Anayasalar, milletlerin inancına, hayat felsefesine, akaidine, dinine, imanına göre yapılır/yapılmalıdır. Kendi kültür ve medeniyet kodlarını koruyan, geliştiren, geliştirmeye imkân veren yasaların anası olarak şemsiye görevi görür/görmelidir.
Ayrı dünya görüşü, hayat felsefesi, din ve imana
sahip bir toplumda geçerli ve başarılı olan anayasa veya yasalar, farklı dünya görüşü, hayat felsefesi, din ve imana sahip bir başka toplumda geçerli, başarılı olmaz, olamaz. Bugün mevcut anayasa
ve yasalar, tepeden inmeci ve toplumsal gerçekliğimize uygun olmayıp kültür ve medeniyet kodlarımızla uyuşmamaktadır. Kahraman’ın konuşmasında, dikkat çekmek istediği en temel noktalardan birisi de burasıdır:
“Peki, niye biz Müslüman bir ülke olarak, dinden kendimizi arındırma, geri çekme durumunda olacağız? Niye? İslâm İşbirliği Örgütü’ne kayıtlıyız, üyesiyiz, kurucusuyuz. İslâm Kalkınma
Bankası’nda varız. İslâm Dışişleri Konferansı’nda
varız. Bir İslâm ülkesiyiz. Bu nedenle dindar bir
anayasa yapmalıyız ... Anayasamızın dinden kaçınmaması lazım.”5
Bin yıl İslâm kültür ve medeniyeti ile yoğrularak şekillenmiş bir milletin, dinine göre bir hayat
tarzı inşa etmesinin önünde en büyük engel, laikliktir.
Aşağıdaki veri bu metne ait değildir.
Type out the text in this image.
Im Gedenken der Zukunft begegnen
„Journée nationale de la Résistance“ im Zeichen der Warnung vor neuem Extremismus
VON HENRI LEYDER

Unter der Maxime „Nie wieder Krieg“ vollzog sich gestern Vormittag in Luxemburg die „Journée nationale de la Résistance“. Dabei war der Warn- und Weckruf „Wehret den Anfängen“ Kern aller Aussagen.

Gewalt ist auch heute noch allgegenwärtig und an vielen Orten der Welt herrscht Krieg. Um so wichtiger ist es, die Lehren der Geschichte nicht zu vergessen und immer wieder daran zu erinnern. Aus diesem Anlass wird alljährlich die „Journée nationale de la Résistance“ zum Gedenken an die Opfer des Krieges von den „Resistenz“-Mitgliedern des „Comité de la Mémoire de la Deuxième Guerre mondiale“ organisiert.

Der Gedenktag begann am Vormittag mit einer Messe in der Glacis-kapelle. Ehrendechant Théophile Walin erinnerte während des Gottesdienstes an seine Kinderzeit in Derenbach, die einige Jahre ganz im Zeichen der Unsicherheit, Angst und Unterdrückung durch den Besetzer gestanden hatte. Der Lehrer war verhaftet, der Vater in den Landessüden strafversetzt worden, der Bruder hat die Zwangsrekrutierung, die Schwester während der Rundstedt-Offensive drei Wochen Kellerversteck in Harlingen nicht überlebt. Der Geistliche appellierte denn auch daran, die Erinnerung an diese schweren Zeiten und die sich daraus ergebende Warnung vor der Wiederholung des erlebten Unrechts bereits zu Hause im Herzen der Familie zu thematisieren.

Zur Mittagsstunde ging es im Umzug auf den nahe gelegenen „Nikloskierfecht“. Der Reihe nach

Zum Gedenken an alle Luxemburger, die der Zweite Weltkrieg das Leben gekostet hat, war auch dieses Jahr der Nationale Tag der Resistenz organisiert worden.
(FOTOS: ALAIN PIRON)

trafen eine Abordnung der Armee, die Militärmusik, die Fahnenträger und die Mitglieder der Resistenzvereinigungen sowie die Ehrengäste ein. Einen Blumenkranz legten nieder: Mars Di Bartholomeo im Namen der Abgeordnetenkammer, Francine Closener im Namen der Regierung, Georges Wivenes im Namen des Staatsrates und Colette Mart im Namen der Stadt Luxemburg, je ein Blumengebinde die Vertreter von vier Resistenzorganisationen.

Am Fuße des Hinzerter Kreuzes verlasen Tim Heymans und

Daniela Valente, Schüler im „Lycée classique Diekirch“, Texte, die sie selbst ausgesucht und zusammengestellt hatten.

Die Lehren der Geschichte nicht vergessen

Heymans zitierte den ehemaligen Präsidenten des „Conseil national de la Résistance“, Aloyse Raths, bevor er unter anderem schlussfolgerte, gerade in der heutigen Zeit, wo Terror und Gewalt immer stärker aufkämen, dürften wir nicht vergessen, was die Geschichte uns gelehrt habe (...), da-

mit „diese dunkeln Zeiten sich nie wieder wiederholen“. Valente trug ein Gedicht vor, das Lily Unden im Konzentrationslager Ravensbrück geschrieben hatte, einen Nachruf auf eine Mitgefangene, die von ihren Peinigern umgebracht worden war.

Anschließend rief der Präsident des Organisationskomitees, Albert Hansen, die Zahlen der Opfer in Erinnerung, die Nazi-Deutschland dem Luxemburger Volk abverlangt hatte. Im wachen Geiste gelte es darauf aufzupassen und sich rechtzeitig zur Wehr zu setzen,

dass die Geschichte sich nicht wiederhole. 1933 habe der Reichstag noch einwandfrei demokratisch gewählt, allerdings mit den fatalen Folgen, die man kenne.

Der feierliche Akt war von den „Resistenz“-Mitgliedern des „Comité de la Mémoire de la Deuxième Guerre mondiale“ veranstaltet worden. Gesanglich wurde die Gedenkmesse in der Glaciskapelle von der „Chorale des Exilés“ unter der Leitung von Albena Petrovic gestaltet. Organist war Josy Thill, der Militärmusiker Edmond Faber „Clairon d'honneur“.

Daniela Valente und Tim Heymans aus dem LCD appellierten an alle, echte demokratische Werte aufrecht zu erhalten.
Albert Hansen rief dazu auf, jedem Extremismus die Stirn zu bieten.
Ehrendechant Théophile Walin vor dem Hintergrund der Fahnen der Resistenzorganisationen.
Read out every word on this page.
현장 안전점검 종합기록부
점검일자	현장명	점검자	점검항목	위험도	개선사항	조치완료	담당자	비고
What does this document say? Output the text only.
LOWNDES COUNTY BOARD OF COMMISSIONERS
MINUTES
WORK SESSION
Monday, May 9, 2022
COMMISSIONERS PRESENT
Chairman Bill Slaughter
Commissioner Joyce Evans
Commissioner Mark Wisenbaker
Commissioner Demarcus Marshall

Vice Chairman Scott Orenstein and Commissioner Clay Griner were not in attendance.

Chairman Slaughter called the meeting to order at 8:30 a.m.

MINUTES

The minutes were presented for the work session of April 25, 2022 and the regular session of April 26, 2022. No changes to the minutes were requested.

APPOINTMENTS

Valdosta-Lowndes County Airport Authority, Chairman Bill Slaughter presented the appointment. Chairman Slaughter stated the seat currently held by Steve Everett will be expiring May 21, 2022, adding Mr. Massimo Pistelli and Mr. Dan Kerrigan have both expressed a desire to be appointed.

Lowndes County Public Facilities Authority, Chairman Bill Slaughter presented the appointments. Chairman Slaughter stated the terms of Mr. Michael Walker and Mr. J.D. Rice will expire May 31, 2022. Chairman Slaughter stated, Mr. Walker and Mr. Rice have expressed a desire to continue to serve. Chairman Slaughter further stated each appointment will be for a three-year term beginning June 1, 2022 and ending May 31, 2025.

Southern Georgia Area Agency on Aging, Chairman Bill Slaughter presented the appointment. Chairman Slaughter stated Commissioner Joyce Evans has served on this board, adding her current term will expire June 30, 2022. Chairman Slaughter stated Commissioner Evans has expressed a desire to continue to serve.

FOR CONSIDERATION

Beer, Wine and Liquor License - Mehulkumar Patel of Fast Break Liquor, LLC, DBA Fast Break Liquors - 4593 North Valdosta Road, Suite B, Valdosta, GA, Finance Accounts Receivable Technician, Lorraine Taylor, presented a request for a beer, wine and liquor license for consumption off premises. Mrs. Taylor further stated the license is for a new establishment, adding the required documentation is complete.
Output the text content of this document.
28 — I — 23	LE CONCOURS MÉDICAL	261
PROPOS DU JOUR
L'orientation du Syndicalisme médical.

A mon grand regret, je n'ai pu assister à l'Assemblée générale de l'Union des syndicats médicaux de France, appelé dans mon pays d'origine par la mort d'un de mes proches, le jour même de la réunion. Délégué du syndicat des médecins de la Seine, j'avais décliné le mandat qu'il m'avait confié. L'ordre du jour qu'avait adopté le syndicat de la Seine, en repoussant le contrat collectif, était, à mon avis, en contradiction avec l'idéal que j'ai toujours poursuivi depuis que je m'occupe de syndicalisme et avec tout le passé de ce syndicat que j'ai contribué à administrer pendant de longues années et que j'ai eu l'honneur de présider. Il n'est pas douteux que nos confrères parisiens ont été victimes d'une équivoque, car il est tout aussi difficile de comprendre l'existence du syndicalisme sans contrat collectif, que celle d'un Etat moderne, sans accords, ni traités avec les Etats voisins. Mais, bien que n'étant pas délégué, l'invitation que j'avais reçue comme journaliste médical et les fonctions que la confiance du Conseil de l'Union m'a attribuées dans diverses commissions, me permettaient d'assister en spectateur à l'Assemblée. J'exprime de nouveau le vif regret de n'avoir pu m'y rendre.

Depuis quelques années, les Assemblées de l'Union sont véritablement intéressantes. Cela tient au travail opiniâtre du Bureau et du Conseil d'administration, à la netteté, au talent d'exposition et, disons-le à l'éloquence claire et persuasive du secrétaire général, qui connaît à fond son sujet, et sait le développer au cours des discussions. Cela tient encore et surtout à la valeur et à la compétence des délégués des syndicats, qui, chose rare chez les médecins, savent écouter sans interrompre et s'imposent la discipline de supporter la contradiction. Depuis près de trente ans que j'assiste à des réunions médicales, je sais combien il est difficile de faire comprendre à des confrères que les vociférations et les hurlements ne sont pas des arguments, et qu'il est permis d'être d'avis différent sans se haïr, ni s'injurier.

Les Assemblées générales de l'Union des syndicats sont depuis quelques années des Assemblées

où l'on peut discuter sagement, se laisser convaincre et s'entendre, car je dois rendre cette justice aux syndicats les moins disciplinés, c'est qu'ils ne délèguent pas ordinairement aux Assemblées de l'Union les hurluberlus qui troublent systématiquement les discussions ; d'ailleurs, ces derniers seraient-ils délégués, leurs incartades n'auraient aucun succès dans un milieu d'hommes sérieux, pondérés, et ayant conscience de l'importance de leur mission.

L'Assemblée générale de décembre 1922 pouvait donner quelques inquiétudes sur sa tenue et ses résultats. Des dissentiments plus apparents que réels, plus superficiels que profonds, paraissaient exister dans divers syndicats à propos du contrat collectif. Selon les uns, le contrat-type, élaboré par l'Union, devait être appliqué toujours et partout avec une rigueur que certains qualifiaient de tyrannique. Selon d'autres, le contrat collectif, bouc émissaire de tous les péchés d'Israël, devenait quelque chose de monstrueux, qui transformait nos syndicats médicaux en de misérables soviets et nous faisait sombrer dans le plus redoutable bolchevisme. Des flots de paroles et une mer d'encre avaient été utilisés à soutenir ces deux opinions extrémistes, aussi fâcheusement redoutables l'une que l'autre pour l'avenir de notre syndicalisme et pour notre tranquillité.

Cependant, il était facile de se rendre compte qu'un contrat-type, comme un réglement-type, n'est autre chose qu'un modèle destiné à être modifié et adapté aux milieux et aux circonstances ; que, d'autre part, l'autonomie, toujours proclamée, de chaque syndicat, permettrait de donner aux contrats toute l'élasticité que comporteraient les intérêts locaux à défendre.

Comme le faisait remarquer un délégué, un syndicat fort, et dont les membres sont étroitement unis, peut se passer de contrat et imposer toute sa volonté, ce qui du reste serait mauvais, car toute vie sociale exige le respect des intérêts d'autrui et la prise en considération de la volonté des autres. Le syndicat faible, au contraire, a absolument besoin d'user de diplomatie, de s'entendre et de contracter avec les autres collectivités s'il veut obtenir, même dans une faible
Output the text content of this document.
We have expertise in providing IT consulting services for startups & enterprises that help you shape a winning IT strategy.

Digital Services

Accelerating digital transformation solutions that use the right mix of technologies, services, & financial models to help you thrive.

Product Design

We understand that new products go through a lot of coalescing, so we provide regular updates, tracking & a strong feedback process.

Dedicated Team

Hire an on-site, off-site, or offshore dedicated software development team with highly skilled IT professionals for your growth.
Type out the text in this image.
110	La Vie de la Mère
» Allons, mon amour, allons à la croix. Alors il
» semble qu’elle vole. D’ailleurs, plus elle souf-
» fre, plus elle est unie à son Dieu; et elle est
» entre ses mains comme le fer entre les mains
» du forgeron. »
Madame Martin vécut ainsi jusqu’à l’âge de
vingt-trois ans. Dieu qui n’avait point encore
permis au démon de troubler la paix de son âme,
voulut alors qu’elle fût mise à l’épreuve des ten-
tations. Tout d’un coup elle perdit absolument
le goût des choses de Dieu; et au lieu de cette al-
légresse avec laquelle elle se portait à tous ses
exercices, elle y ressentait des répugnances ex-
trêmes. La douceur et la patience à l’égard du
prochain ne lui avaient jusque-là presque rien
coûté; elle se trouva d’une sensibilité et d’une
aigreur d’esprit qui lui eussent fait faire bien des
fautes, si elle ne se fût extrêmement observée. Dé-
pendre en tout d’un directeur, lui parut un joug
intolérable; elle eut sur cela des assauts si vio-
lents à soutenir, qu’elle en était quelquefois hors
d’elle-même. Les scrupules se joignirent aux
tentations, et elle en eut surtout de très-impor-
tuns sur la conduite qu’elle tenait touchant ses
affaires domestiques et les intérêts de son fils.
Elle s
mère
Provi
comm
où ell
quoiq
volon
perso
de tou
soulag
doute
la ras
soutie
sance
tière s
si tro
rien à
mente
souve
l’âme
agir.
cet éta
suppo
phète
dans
Muhtemelen bu nedenle Meclis başkanı,
dini hayattan koparan, tecrit eden bir ilke olarak
laiklik ilkesinin Anayasa ve yasalarda yer almasına
karşı çıkmaktadır:
“Ladinilik olmamalı yeni anayasada ve dindar
bir anayasa olmalı. …Herkes dini inancında, bunu
yaşamada ve ifade etmede hürdür. ‘Allah demeyeceksiniz’ Allah Allah, ölürken mi diyeceksiniz?…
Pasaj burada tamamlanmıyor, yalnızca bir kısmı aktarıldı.